Varonis Threat Labs hat zwei neue Techniken identifiziert, mit denen Nutzer in SharePoint Sicherheitsmechanismen umgehen und unbemerkt Dateien extrahieren können. Die Forscher entdeckten, dass bestimmte Handlungen in SharePoint die Auslösung von Download-Events vermeiden können, was eine unauffällige Exfiltration von Dateien ermöglicht. Diese Techniken könnten traditionelle Sicherheitstools wie Cloud-Zugriffssicherheits-Broker, Datenverlustpräventionssysteme (DLP) und SIEMs (Security Information and Event Management) unterlaufen, indem sie Downloads als weniger verdächtige Zugriffs- und Synchronisationsereignisse tarnen.

Die erste Methode nutzt die Funktion „Öffnen in App“ in SharePoint, um auf Dateien zuzugreifen und diese herunterzuladen, während im Audit-Log des Files lediglich ein Zugriffsereignis verzeichnet wird. Diese Methode kann manuell oder automatisiert über ein PowerShell-Skript ausgeführt werden, was eine schnelle Exfiltration vieler Dateien ermöglicht.
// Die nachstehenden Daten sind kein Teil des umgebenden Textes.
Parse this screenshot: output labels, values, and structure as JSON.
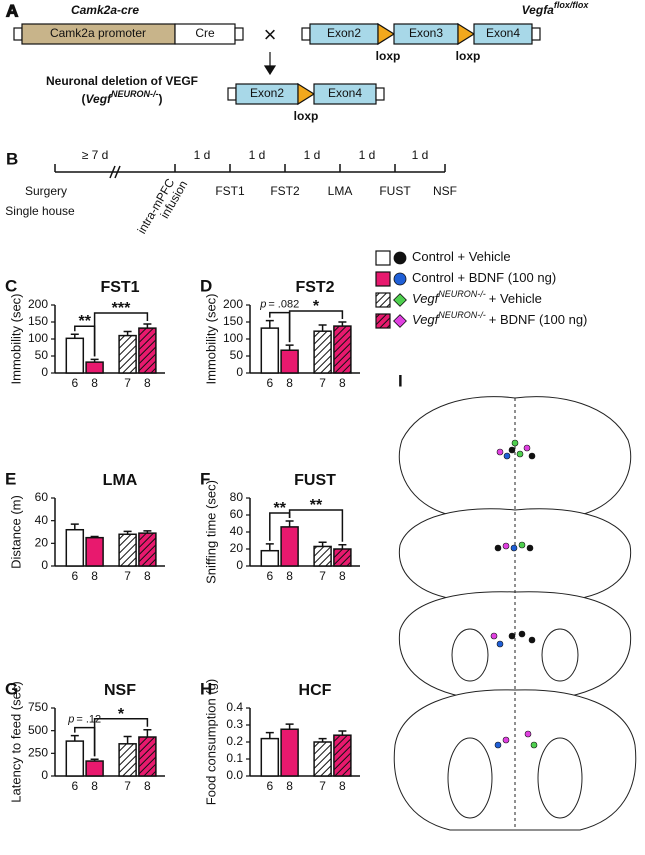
{
  "panel_a": {
    "label": "A",
    "driver": "Camk2a-cre",
    "promoter": "Camk2a promoter",
    "cre": "Cre",
    "cross": "×",
    "floxed_name": "Vegfa",
    "floxed_sup": "flox/flox",
    "exons": [
      "Exon2",
      "Exon3",
      "Exon4"
    ],
    "loxp": "loxp",
    "deletion_title": "Neuronal deletion of VEGF",
    "deletion_open": "(",
    "deletion_name": "Vegf",
    "deletion_sup": "NEURON-/-",
    "deletion_close": ")"
  },
  "panel_b": {
    "label": "B",
    "intervals": [
      "≥ 7 d",
      "1 d",
      "1 d",
      "1 d",
      "1 d",
      "1 d"
    ],
    "events": [
      "Surgery",
      "Single house"
    ],
    "infusion": [
      "intra-mPFC",
      "infusion"
    ],
    "tests": [
      "FST1",
      "FST2",
      "LMA",
      "FUST",
      "NSF"
    ]
  },
  "legend": [
    {
      "text": "Control + Vehicle",
      "fill": "#ffffff",
      "hatched": false,
      "dot": "#111111"
    },
    {
      "text": "Control + BDNF (100 ng)",
      "fill": "#e8196e",
      "hatched": false,
      "dot": "#1f5fd6"
    },
    {
      "italic": "Vegf",
      "sup": "NEURON-/-",
      "text": "+ Vehicle",
      "fill": "#ffffff",
      "hatched": true,
      "dot": "#4fd04f"
    },
    {
      "italic": "Vegf",
      "sup": "NEURON-/-",
      "text": "+ BDNF (100 ng)",
      "fill": "#e8196e",
      "hatched": true,
      "dot": "#e040e0"
    }
  ],
  "panel_i": {
    "label": "I"
  },
  "chart_data": [
    {
      "type": "bar",
      "label": "C",
      "title": "FST1",
      "ylabel": "Immobility (sec)",
      "categories": [
        "6",
        "8",
        "7",
        "8"
      ],
      "values": [
        102,
        32,
        110,
        132
      ],
      "errors": [
        12,
        8,
        12,
        12
      ],
      "colors": [
        "#ffffff",
        "#e8196e",
        "#ffffff",
        "#e8196e"
      ],
      "hatched": [
        false,
        false,
        true,
        true
      ],
      "ylim": [
        0,
        200
      ],
      "yticks": [
        0,
        50,
        100,
        150,
        200
      ],
      "annotations": [
        {
          "text": "**",
          "bars": [
            0,
            1
          ]
        },
        {
          "text": "***",
          "bars": [
            1,
            3
          ]
        }
      ]
    },
    {
      "type": "bar",
      "label": "D",
      "title": "FST2",
      "ylabel": "Immobility (sec)",
      "categories": [
        "6",
        "8",
        "7",
        "8"
      ],
      "values": [
        132,
        67,
        123,
        138
      ],
      "errors": [
        22,
        15,
        18,
        12
      ],
      "colors": [
        "#ffffff",
        "#e8196e",
        "#ffffff",
        "#e8196e"
      ],
      "hatched": [
        false,
        false,
        true,
        true
      ],
      "ylim": [
        0,
        200
      ],
      "yticks": [
        0,
        50,
        100,
        150,
        200
      ],
      "annotations": [
        {
          "italic": "p",
          "text": "= .082",
          "bars": [
            0,
            1
          ]
        },
        {
          "text": "*",
          "bars": [
            1,
            3
          ]
        }
      ]
    },
    {
      "type": "bar",
      "label": "E",
      "title": "LMA",
      "ylabel": "Distance (m)",
      "categories": [
        "6",
        "8",
        "7",
        "8"
      ],
      "values": [
        32,
        25,
        28,
        29
      ],
      "errors": [
        5,
        1,
        2.5,
        2
      ],
      "colors": [
        "#ffffff",
        "#e8196e",
        "#ffffff",
        "#e8196e"
      ],
      "hatched": [
        false,
        false,
        true,
        true
      ],
      "ylim": [
        0,
        60
      ],
      "yticks": [
        0,
        20,
        40,
        60
      ],
      "annotations": []
    },
    {
      "type": "bar",
      "label": "F",
      "title": "FUST",
      "ylabel": "Sniffing time (sec)",
      "categories": [
        "6",
        "8",
        "7",
        "8"
      ],
      "values": [
        18,
        46,
        23,
        20
      ],
      "errors": [
        8,
        7,
        5,
        5
      ],
      "colors": [
        "#ffffff",
        "#e8196e",
        "#ffffff",
        "#e8196e"
      ],
      "hatched": [
        false,
        false,
        true,
        true
      ],
      "ylim": [
        0,
        80
      ],
      "yticks": [
        0,
        20,
        40,
        60,
        80
      ],
      "annotations": [
        {
          "text": "**",
          "bars": [
            0,
            1
          ]
        },
        {
          "text": "**",
          "bars": [
            1,
            3
          ]
        }
      ]
    },
    {
      "type": "bar",
      "label": "G",
      "title": "NSF",
      "ylabel": "Latency to feed (sec)",
      "categories": [
        "6",
        "8",
        "7",
        "8"
      ],
      "values": [
        385,
        165,
        355,
        430
      ],
      "errors": [
        60,
        20,
        80,
        80
      ],
      "colors": [
        "#ffffff",
        "#e8196e",
        "#ffffff",
        "#e8196e"
      ],
      "hatched": [
        false,
        false,
        true,
        true
      ],
      "ylim": [
        0,
        750
      ],
      "yticks": [
        0,
        250,
        500,
        750
      ],
      "annotations": [
        {
          "italic": "p",
          "text": "= .12",
          "bars": [
            0,
            1
          ]
        },
        {
          "text": "*",
          "bars": [
            1,
            3
          ]
        }
      ]
    },
    {
      "type": "bar",
      "label": "H",
      "title": "HCF",
      "ylabel": "Food consumption (g)",
      "categories": [
        "6",
        "8",
        "7",
        "8"
      ],
      "values": [
        0.22,
        0.275,
        0.2,
        0.24
      ],
      "errors": [
        0.035,
        0.03,
        0.02,
        0.025
      ],
      "colors": [
        "#ffffff",
        "#e8196e",
        "#ffffff",
        "#e8196e"
      ],
      "hatched": [
        false,
        false,
        true,
        true
      ],
      "ylim": [
        0,
        0.4
      ],
      "yticks": [
        {
          "value": 0,
          "label": "0.0"
        },
        0.1,
        0.2,
        0.3,
        0.4
      ],
      "annotations": []
    }
  ]
}
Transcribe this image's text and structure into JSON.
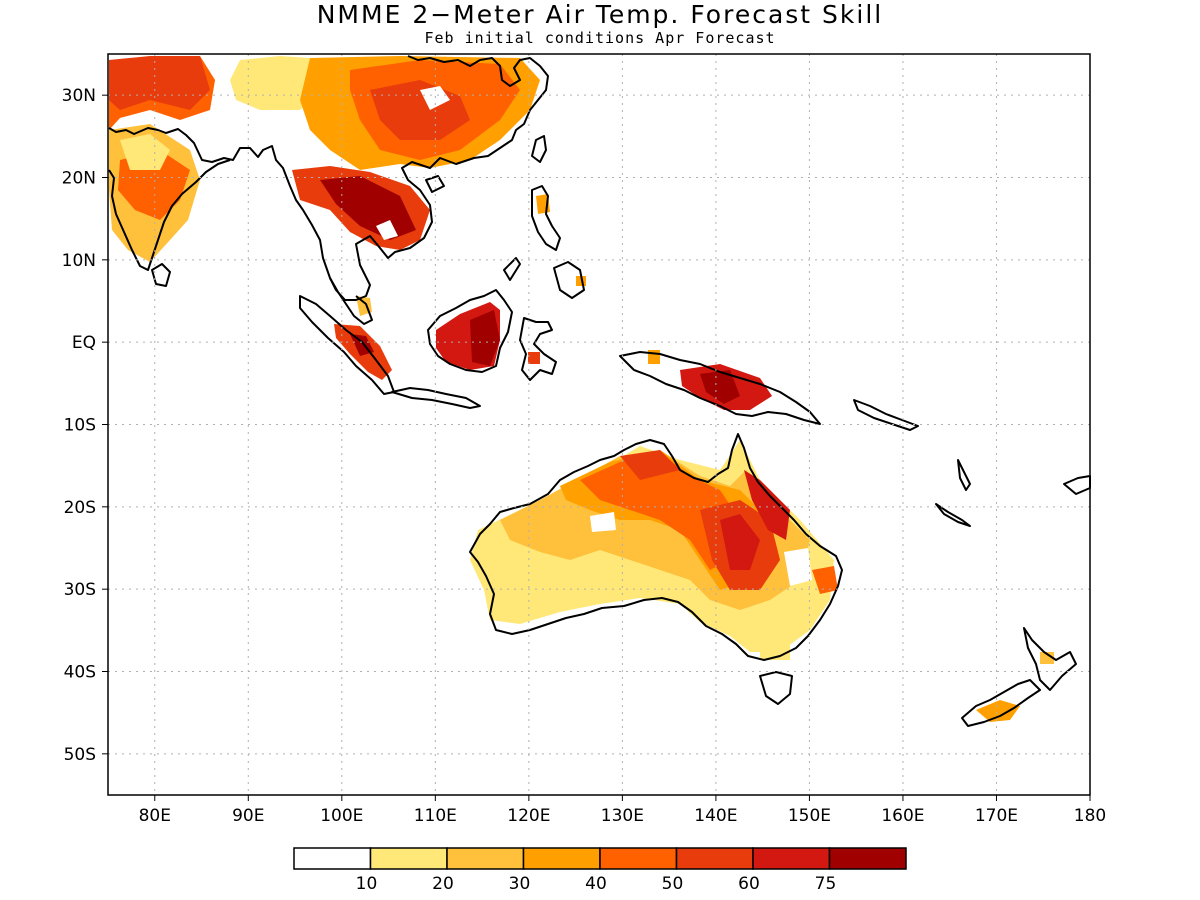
{
  "title": "NMME 2−Meter Air Temp. Forecast Skill",
  "subtitle": "Feb initial conditions  Apr Forecast",
  "map": {
    "lon_range": [
      75,
      180
    ],
    "lat_range": [
      -55,
      35
    ],
    "lat_labels": [
      "30N",
      "20N",
      "10N",
      "EQ",
      "10S",
      "20S",
      "30S",
      "40S",
      "50S"
    ],
    "lon_labels": [
      "80E",
      "90E",
      "100E",
      "110E",
      "120E",
      "130E",
      "140E",
      "150E",
      "160E",
      "170E",
      "180"
    ],
    "grid": "dotted"
  },
  "colorbar": {
    "tick_labels": [
      "10",
      "20",
      "30",
      "40",
      "50",
      "60",
      "75"
    ],
    "colors": [
      "#ffffff",
      "#ffe878",
      "#ffc03c",
      "#ffa000",
      "#ff6000",
      "#e83c0c",
      "#d21810",
      "#a00000"
    ]
  }
}
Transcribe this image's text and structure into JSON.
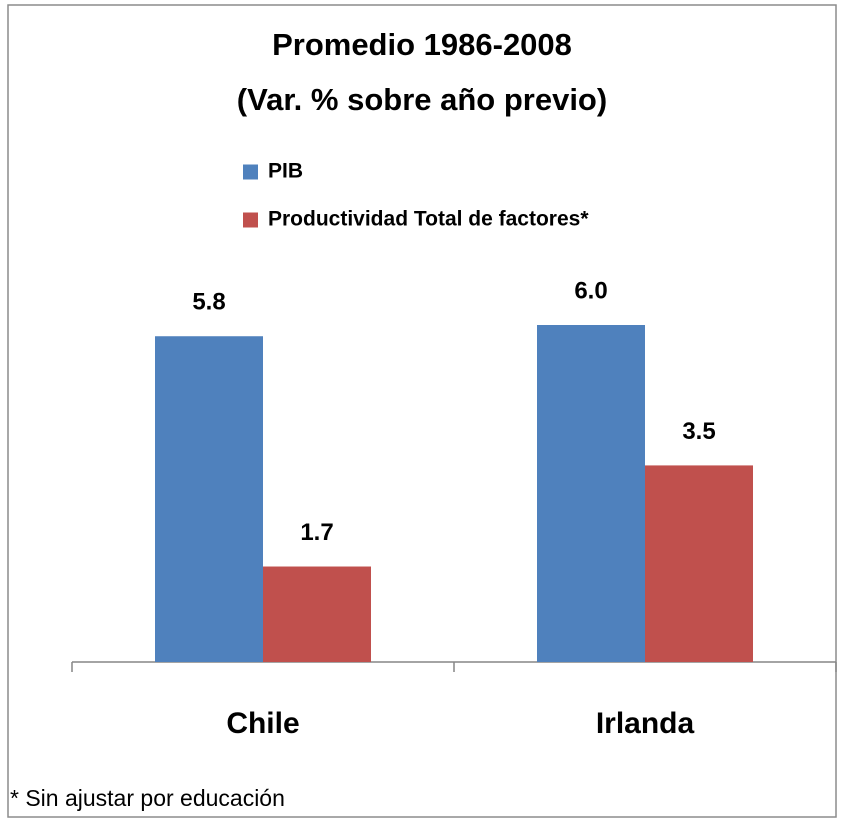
{
  "chart_data": {
    "type": "bar",
    "title": "Promedio 1986-2008",
    "subtitle": "(Var. % sobre año previo)",
    "note": "* Sin ajustar por educación",
    "categories": [
      "Chile",
      "Irlanda"
    ],
    "series": [
      {
        "name": "PIB",
        "color": "#4f81bd",
        "values": [
          5.8,
          6.0
        ],
        "value_labels": [
          "5.8",
          "6.0"
        ]
      },
      {
        "name": "Productividad Total de factores*",
        "color": "#c0504d",
        "values": [
          1.7,
          3.5
        ],
        "value_labels": [
          "1.7",
          "3.5"
        ]
      }
    ],
    "ylim": [
      0,
      6
    ]
  }
}
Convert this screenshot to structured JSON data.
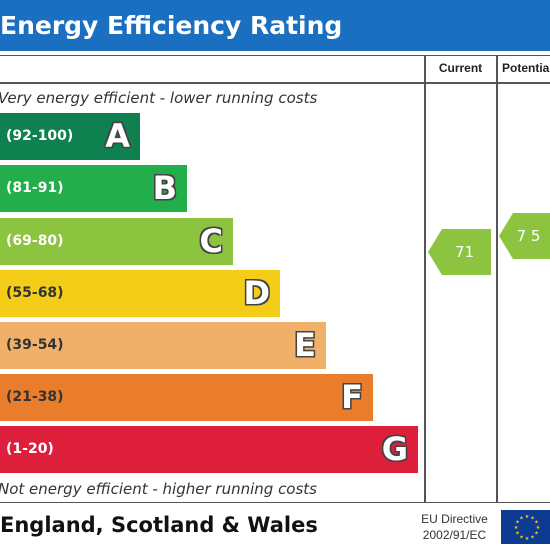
{
  "title": "Energy Efficiency Rating",
  "columns": {
    "current": "Current",
    "potential": "Potential"
  },
  "notes": {
    "top": "Very energy efficient - lower running costs",
    "bottom": "Not energy efficient - higher running costs"
  },
  "bands": [
    {
      "letter": "A",
      "range": "(92-100)",
      "color": "#0f8050"
    },
    {
      "letter": "B",
      "range": "(81-91)",
      "color": "#22ae4b"
    },
    {
      "letter": "C",
      "range": "(69-80)",
      "color": "#8cc43f"
    },
    {
      "letter": "D",
      "range": "(55-68)",
      "color": "#f3cd17"
    },
    {
      "letter": "E",
      "range": "(39-54)",
      "color": "#f0b06a"
    },
    {
      "letter": "F",
      "range": "(21-38)",
      "color": "#ea7d2b"
    },
    {
      "letter": "G",
      "range": "(1-20)",
      "color": "#dd1f3b"
    }
  ],
  "ratings": {
    "current": {
      "value": "71",
      "band": "C",
      "color": "#8cc43f"
    },
    "potential": {
      "value": "75",
      "band": "C",
      "color": "#8cc43f"
    }
  },
  "footer": {
    "country": "England, Scotland & Wales",
    "directive_line1": "EU Directive",
    "directive_line2": "2002/91/EC"
  },
  "colors": {
    "header": "#1b6fc0",
    "eu_flag": "#0d3b94",
    "eu_stars": "#f5d000"
  }
}
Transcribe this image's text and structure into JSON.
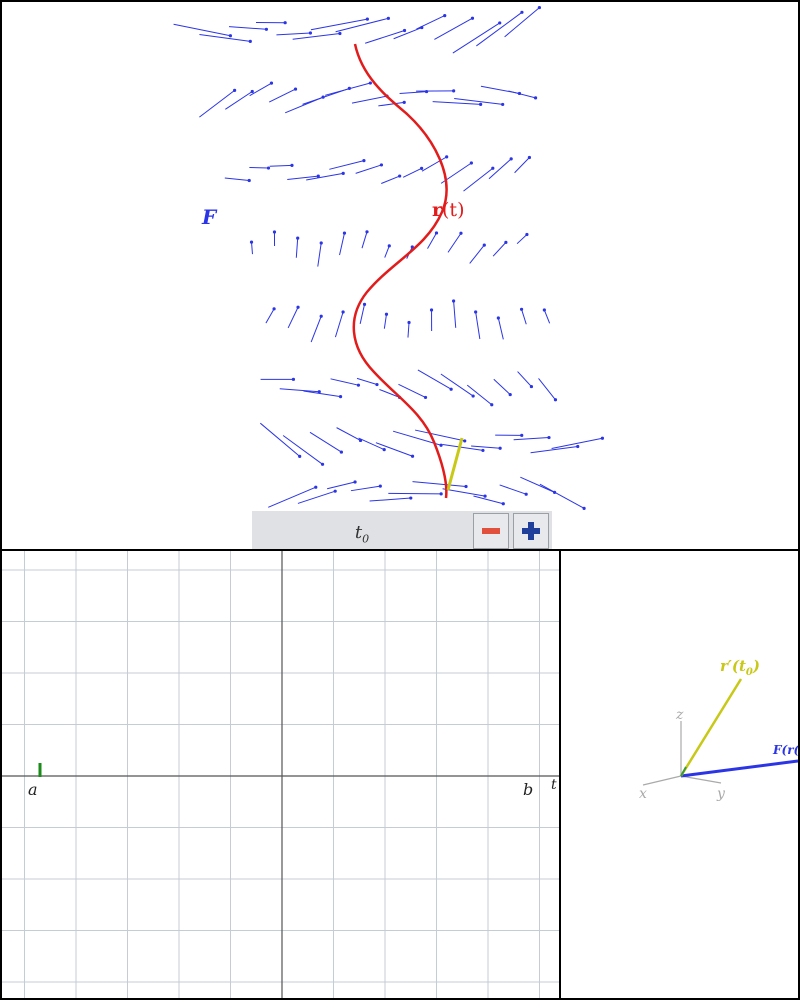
{
  "top_panel": {
    "field_label": "F",
    "curve_label_bold": "r",
    "curve_label_rest": "(t)",
    "curve_color": "#e21b1b",
    "field_color": "#2b35e6",
    "tangent_color": "#c8c816"
  },
  "slider": {
    "label_main": "t",
    "label_sub": "0",
    "minus_icon": "minus-icon",
    "plus_icon": "plus-icon",
    "minus_color": "#e0503c",
    "plus_color": "#1f3f9a"
  },
  "graph_panel": {
    "label_a": "a",
    "label_b": "b",
    "axis_label": "t",
    "marker_color": "#1a8a1a",
    "grid_color": "#c4ccd6"
  },
  "axes_panel": {
    "tangent_label": "r′(t",
    "tangent_label_sub": "0",
    "tangent_label_end": ")",
    "field_label": "F(r(",
    "axis_z": "z",
    "axis_x": "x",
    "axis_y": "y"
  }
}
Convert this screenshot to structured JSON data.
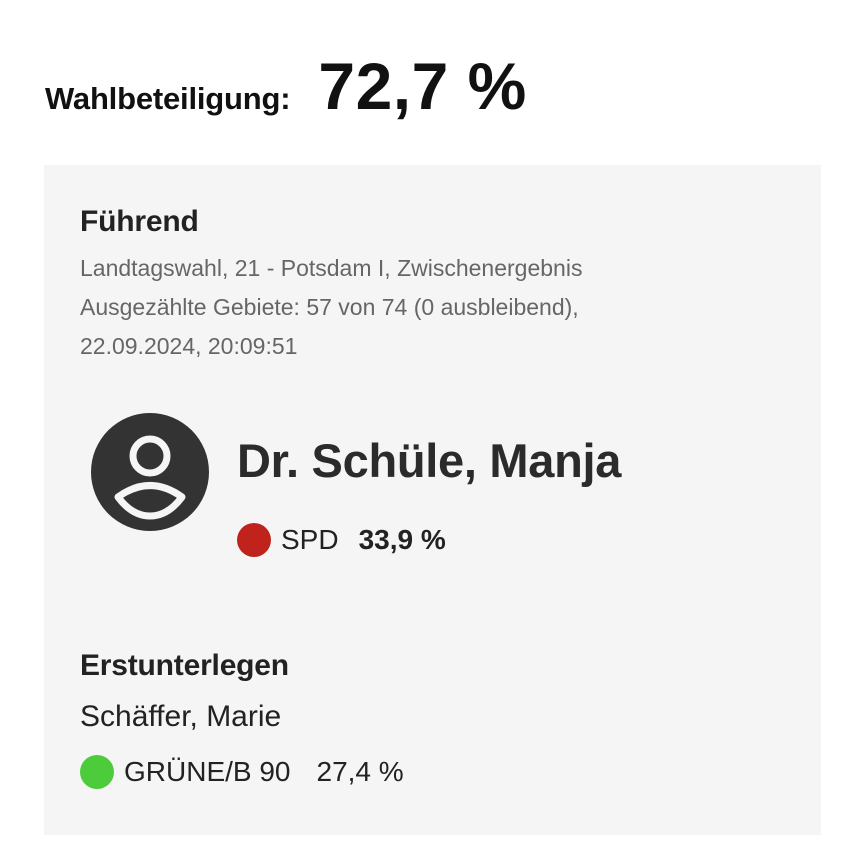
{
  "turnout": {
    "label": "Wahlbeteiligung:",
    "value": "72,7 %"
  },
  "leading": {
    "title": "Führend",
    "meta_lines": [
      "Landtagswahl, 21 - Potsdam I, Zwischenergebnis",
      "Ausgezählte Gebiete: 57 von 74 (0 ausbleibend),",
      "22.09.2024, 20:09:51"
    ],
    "avatar_icon": "account-circle-icon",
    "name": "Dr. Schüle, Manja",
    "party": "SPD",
    "party_color": "#c0231c",
    "share": "33,9 %"
  },
  "runner_up": {
    "title": "Erstunterlegen",
    "name": "Schäffer, Marie",
    "party": "GRÜNE/B 90",
    "party_color": "#4ccc3a",
    "share": "27,4 %"
  }
}
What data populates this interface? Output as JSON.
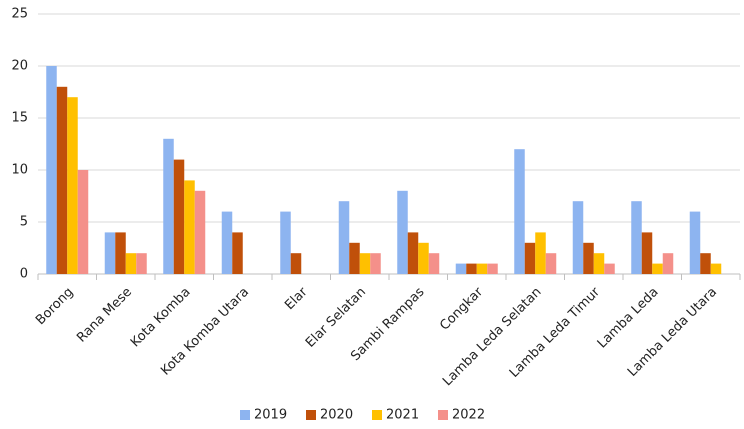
{
  "chart_data": {
    "type": "bar",
    "categories": [
      "Borong",
      "Rana Mese",
      "Kota Komba",
      "Kota Komba Utara",
      "Elar",
      "Elar Selatan",
      "Sambi Rampas",
      "Congkar",
      "Lamba Leda Selatan",
      "Lamba Leda Timur",
      "Lamba Leda",
      "Lamba Leda Utara"
    ],
    "series": [
      {
        "name": "2019",
        "color": "#8db4f0",
        "values": [
          20,
          4,
          13,
          6,
          6,
          7,
          8,
          1,
          12,
          7,
          7,
          6
        ]
      },
      {
        "name": "2020",
        "color": "#c0500a",
        "values": [
          18,
          4,
          11,
          4,
          2,
          3,
          4,
          1,
          3,
          3,
          4,
          2
        ]
      },
      {
        "name": "2021",
        "color": "#ffc000",
        "values": [
          17,
          2,
          9,
          null,
          null,
          2,
          3,
          1,
          4,
          2,
          1,
          1
        ]
      },
      {
        "name": "2022",
        "color": "#f4908a",
        "values": [
          10,
          2,
          8,
          null,
          null,
          2,
          2,
          1,
          2,
          1,
          2,
          null
        ]
      }
    ],
    "ylim": [
      0,
      25
    ],
    "yticks": [
      0,
      5,
      10,
      15,
      20,
      25
    ],
    "grid": true,
    "legend": "bottom"
  }
}
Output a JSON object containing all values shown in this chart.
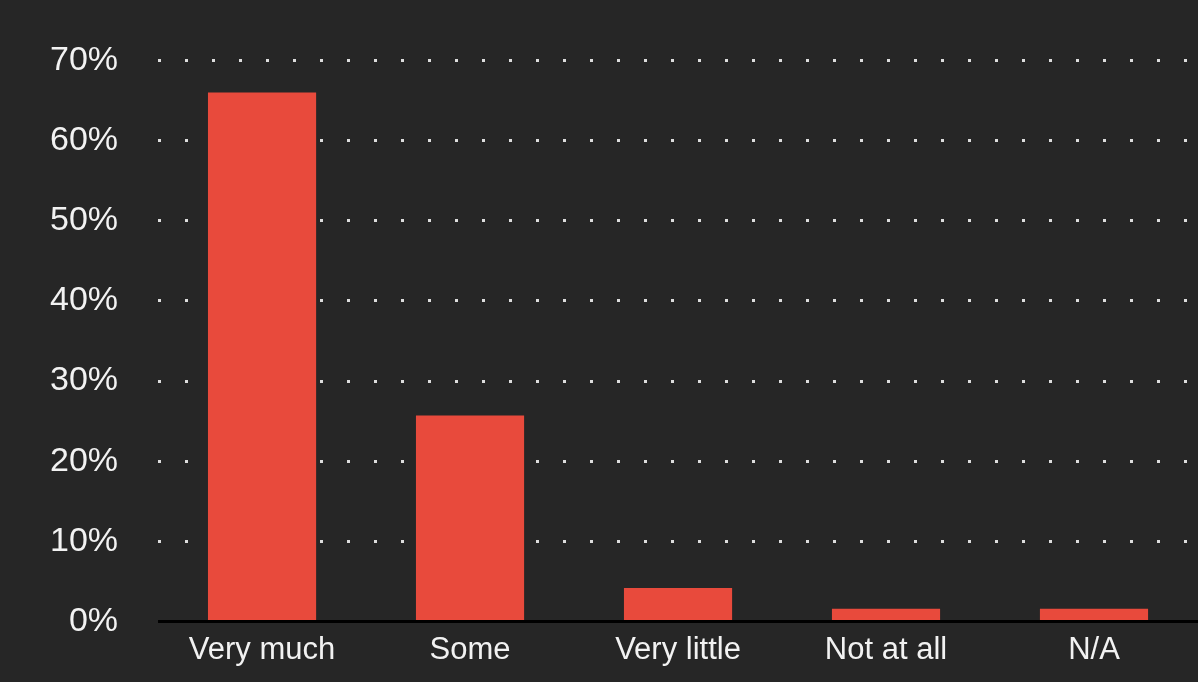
{
  "chart_data": {
    "type": "bar",
    "categories": [
      "Very much",
      "Some",
      "Very little",
      "Not at all",
      "N/A"
    ],
    "values": [
      66,
      25.7,
      4.2,
      1.6,
      1.6
    ],
    "color": "#e84a3c",
    "ylim": [
      0,
      70
    ],
    "yticks": [
      {
        "value": 0,
        "label": "0%"
      },
      {
        "value": 10,
        "label": "10%"
      },
      {
        "value": 20,
        "label": "20%"
      },
      {
        "value": 30,
        "label": "30%"
      },
      {
        "value": 40,
        "label": "40%"
      },
      {
        "value": 50,
        "label": "50%"
      },
      {
        "value": 60,
        "label": "60%"
      },
      {
        "value": 70,
        "label": "70%"
      }
    ],
    "grid": "y",
    "legend": false
  }
}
Die zweite Methode verwendet den User-Agent von Microsoft SkyDriveSync, um Dateien oder sogar ganze Websites herunterzuladen, während die Ereignisse fälschlicherweise als Dateisynchronisationen anstelle von Downloads gekennzeichnet werden.

Nach der Offenlegung durch Varonis-Forscher im November 2023 hat Microsoft diese Techniken als “moderates” Sicherheitsrisiko eingestuft und in ihr Patch-Backlog-Programm aufgenommen.

Obwohl SharePoint und OneDrive Unternehmen dabei unterstützen, den Dateizugriff für Mitarbeiter zu erleichtern, können falsch konfigurierte Berechtigungen unbeabsichtigt Nutzern einen umfassenderen Zugriff als nötig gewähren. Dies kann zu einer unbeabsichtigten Datenexposition führen, von der Bedrohungsakteure profitieren könnten, um Daten zu exfiltrieren.